Kubernetes -- dedicated worker for healthcheck ?

Hi, is it possible to configure Gunicorn to have a dedicated worker to handle a specific rest endpoint (/healthcheck) that Kubernetes liveness and readiness probes will call ?

Seeing an issue where if a bunch of real requests are waiting while the service calls slow external service or database, then the healthcheck request gets queued and ends up taking too long, and kubernetes marks as failed.

If I simply increase the worker count, I might be back in the same situation tomorrow.

Ideally, I could have a dedicated worker who only handles the /healthcheck endpoint. I tried playing around with binding multiple addresses but I don't know if it's possible to map a particular bound address to particular worker(s)

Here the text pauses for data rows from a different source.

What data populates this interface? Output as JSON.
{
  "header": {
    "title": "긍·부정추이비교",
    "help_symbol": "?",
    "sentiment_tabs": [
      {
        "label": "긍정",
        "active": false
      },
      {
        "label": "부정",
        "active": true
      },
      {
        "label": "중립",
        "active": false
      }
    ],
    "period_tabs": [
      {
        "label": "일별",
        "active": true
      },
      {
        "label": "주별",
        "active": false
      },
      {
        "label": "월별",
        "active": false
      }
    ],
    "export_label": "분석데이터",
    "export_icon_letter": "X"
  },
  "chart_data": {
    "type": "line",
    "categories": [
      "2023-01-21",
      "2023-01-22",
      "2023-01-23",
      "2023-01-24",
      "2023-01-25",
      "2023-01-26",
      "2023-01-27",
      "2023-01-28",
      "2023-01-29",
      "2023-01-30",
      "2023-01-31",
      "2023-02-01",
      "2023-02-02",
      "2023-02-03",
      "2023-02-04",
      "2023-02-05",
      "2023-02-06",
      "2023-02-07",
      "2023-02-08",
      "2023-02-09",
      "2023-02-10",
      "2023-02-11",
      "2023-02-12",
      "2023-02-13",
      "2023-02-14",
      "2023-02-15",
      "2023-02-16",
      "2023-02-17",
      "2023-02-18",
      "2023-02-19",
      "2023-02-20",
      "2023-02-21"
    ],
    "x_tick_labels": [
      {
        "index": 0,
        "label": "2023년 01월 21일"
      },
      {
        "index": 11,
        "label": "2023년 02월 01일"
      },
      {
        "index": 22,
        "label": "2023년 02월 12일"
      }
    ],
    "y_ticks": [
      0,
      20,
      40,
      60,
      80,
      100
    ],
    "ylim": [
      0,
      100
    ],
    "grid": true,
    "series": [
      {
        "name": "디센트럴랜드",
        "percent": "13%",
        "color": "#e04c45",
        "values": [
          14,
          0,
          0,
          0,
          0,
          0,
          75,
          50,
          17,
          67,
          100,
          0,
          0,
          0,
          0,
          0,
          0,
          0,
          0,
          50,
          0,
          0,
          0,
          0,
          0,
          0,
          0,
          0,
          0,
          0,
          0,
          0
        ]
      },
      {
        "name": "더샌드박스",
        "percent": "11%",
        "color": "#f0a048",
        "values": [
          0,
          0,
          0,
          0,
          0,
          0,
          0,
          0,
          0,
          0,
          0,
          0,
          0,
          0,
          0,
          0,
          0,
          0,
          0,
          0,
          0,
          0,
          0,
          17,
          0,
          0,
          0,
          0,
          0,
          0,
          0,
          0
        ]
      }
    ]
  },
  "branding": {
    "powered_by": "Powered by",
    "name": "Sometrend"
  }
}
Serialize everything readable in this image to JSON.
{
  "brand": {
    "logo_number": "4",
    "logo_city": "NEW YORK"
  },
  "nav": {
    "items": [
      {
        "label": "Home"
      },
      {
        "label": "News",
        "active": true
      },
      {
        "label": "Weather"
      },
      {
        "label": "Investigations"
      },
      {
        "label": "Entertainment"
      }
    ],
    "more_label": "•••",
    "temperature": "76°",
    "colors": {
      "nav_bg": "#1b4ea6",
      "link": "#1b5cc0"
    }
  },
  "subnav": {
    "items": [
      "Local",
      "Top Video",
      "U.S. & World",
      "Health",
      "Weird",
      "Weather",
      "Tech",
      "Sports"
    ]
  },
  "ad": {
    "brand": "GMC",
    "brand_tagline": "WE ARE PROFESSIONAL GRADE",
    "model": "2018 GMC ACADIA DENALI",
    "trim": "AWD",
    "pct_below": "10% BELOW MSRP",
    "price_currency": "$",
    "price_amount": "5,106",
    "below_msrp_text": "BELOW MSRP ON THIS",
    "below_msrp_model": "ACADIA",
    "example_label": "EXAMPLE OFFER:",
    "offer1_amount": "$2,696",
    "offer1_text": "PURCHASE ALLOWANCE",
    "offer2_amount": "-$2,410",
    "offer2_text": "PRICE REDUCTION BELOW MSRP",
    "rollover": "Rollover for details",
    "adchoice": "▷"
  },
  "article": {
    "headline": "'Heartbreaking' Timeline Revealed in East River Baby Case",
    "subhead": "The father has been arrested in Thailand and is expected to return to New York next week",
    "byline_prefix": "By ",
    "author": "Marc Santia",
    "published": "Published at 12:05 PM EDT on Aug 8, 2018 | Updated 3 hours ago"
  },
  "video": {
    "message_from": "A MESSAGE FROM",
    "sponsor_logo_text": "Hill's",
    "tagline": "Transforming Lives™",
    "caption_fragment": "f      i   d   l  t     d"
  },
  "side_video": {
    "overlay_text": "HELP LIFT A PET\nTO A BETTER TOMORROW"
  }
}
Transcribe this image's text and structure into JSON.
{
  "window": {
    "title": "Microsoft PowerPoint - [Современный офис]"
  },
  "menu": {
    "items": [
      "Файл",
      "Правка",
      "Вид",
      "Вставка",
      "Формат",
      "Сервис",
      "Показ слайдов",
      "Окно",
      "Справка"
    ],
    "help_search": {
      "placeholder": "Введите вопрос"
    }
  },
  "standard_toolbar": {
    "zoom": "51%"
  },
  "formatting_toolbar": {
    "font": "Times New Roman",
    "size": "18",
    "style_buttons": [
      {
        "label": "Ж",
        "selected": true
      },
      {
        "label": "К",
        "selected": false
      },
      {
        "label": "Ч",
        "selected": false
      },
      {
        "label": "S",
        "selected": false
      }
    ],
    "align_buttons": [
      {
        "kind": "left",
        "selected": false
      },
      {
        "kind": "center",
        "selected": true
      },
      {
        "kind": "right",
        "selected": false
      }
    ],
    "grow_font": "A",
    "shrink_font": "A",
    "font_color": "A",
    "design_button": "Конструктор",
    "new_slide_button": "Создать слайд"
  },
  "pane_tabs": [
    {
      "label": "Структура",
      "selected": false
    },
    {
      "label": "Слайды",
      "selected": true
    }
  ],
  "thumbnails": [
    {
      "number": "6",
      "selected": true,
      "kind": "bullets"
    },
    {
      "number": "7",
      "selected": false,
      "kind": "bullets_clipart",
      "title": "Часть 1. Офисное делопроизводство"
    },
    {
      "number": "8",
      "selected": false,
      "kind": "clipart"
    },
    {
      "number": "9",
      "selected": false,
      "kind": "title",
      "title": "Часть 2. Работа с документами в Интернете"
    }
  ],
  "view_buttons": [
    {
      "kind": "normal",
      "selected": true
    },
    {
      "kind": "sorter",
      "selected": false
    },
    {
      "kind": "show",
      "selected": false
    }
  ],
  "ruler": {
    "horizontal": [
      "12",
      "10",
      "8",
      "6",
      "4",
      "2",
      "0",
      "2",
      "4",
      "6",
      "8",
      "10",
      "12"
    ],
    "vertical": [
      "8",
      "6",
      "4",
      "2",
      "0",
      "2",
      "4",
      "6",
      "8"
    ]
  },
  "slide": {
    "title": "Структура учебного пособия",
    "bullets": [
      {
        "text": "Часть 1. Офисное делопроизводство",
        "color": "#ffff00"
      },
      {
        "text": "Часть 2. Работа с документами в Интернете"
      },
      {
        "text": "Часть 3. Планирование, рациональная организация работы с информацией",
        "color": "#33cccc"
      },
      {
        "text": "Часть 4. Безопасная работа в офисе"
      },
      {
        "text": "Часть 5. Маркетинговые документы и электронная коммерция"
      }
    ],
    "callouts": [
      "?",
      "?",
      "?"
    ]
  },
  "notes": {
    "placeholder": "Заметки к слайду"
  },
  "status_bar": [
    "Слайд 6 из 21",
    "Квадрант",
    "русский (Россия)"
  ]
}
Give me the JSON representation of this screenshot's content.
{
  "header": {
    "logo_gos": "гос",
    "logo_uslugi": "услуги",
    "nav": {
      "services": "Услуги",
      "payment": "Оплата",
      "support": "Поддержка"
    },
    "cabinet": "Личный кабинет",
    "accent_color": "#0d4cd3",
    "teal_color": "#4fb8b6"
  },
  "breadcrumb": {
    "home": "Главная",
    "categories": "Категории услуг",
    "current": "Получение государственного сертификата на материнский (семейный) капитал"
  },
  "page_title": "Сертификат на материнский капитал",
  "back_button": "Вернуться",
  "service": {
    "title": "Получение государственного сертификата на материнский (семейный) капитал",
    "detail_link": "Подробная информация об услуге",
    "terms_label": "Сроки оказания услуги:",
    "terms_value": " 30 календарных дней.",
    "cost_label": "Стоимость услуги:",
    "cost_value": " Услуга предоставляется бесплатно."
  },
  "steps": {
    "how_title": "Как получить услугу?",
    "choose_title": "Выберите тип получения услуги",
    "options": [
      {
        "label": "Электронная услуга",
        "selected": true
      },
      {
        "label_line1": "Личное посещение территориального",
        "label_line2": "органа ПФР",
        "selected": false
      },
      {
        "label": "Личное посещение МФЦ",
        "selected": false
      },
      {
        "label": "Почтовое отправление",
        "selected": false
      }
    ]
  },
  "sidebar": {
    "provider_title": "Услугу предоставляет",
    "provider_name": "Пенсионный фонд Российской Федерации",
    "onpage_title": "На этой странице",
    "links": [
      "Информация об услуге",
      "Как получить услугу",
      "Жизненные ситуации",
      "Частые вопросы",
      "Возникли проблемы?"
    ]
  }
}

Are you using an async worker class?

If not, then that's the direction I'd pursue.

If so, then something else is going on. Perhaps you're unknowingly making a blocking call somewhere--maybe not directly but through some library?

With an async worker class it’s still possible to get in this situation.

But doesn’t allocating a dedicated worker just for liveness and readiness checks reduce the value of those checks? Their value lies in predicting whether your app can process a real client’s request successfully in a timely fashion. If your workers are actually too busy to do that (with however Gunicorn normally routes requests to workers), then allocating a dedicated worker just for liveness and readiness checks will just mask the problem. (And in between checks, you’d have your dedicated liveness check worker taking up memory but sitting idle rather than actually contributing to serving any real requests that come in.)

To actually mitigate rather than mask the problem, is there any room for improvement in how Gunicorn currently routes requests to workers in general?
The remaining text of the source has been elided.